その2(前編)は☞こちらをお読みください。
その2(後編)は☞こちらをお読みください。
その3は☞こちらをお読みください。


ソフトバンクの孫さんが言うには、今、産業革命と同等の革命が起ころうとしている、いや、起こっているらしい。それは何か?

これは僕自身ネットでチラ見しただけなので、そのことについて突っ込まれても、ほとんど何も返すことができないが、要点はこうだ。

産業革命というのは人間でいう「筋肉」を外部化し、発展、飛躍させたもので、それまでの農耕社会を一変させてしまった(アメリカの南北戦争や日本の維新戦争は、構図としては産業対農耕の戦いであるとういう解釈が興味深かった)。

そして今起ころうとしている革命は人間でいう頭脳、「脳」を外部化して発展させていくものだと。
一時期騒がれたIT革命というのはそもそもそういうものであって、あと10年くらいで人間の頭脳を超えるコンピューターができ、さらに10年で、もっとすごいことになると。

だからこれからの仕事のあり方や職業が一変すると(今振り返ってみても5年前と現在を比べたら仕事の仕方はかなり変わったなと思う)。

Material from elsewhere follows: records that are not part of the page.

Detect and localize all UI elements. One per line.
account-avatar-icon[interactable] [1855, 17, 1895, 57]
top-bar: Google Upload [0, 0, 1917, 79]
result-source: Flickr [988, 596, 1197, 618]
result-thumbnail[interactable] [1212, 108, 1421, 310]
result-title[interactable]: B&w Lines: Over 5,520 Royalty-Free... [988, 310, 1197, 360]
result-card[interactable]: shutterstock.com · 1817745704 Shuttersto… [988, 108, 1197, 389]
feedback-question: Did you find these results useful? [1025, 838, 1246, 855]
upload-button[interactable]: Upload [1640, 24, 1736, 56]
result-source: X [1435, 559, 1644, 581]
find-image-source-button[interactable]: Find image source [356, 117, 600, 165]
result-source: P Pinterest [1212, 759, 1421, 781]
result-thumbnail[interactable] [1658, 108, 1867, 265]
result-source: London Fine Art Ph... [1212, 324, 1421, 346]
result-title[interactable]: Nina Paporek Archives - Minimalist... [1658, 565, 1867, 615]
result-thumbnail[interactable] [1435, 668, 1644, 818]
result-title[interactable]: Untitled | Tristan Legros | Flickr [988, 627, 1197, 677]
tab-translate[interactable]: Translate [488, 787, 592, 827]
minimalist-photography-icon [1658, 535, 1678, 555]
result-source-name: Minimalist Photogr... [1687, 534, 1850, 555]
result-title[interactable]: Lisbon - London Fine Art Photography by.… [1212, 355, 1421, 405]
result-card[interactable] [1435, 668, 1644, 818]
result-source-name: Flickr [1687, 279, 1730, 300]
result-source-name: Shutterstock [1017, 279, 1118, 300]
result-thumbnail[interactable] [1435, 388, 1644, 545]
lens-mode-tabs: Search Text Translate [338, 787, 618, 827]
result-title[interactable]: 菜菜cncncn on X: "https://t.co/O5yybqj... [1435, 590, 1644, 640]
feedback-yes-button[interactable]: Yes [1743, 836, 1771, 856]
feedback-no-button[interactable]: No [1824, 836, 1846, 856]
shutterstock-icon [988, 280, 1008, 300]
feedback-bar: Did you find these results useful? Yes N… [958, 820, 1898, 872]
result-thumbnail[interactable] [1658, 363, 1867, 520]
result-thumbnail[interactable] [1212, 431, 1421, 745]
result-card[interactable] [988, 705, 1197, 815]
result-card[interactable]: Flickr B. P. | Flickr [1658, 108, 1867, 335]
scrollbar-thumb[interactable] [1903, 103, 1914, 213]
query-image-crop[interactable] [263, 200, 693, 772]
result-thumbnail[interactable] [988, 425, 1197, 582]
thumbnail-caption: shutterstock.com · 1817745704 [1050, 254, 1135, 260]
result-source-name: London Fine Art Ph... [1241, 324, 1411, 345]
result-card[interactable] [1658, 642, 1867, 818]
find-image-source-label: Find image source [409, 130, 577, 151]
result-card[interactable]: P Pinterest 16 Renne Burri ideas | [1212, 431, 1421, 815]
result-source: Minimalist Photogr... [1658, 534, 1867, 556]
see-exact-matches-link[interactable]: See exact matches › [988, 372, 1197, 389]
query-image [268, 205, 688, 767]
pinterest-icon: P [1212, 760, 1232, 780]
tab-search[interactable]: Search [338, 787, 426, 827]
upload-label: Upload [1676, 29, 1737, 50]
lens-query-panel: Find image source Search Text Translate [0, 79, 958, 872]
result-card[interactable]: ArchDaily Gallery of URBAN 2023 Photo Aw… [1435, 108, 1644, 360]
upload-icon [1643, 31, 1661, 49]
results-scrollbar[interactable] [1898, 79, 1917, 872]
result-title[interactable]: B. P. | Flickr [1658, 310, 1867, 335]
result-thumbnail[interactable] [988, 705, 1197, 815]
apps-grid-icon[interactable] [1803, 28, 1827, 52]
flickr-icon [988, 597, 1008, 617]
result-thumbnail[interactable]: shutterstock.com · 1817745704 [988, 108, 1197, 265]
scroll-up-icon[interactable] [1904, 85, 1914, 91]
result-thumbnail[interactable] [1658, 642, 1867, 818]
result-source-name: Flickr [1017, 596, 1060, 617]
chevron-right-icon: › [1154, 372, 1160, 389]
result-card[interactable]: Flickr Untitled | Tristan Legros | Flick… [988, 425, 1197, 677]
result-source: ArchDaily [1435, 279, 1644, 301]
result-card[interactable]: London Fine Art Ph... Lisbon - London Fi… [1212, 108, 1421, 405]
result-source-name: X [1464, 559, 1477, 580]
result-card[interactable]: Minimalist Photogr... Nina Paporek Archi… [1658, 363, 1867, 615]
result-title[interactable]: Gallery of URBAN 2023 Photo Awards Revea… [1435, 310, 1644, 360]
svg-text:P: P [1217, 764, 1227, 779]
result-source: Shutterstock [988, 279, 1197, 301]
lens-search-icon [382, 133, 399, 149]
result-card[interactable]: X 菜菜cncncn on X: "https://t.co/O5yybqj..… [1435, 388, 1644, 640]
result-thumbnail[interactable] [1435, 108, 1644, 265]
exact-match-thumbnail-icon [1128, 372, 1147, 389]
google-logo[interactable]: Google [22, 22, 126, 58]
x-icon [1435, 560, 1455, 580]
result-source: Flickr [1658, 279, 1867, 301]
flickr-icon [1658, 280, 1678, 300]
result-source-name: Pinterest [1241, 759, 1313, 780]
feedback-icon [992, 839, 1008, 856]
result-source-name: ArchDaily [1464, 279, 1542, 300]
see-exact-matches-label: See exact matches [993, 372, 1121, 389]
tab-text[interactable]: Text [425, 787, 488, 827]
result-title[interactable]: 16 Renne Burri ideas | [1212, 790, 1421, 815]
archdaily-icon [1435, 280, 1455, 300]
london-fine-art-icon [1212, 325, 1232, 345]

確かに家庭用コンピューター、携帯電話、その他諸々のそれを取り巻くサービス、そういったものが出てきたことでテレビや雑誌メディアは変わらざるを得なくなった。
それはこれから色んな分野に波及して、いままでの色々なもののあり方を変えてしまう。
それは美術業界も例外ではないんだろうと。

社会全体のシステムが大きく変わってゆく。それまでのヒエラルキーが一気に逆転することだってあり得る。いままでのやり方、方法論では期待した成果を得られない。変わらなければいけない。ではどう変わるか?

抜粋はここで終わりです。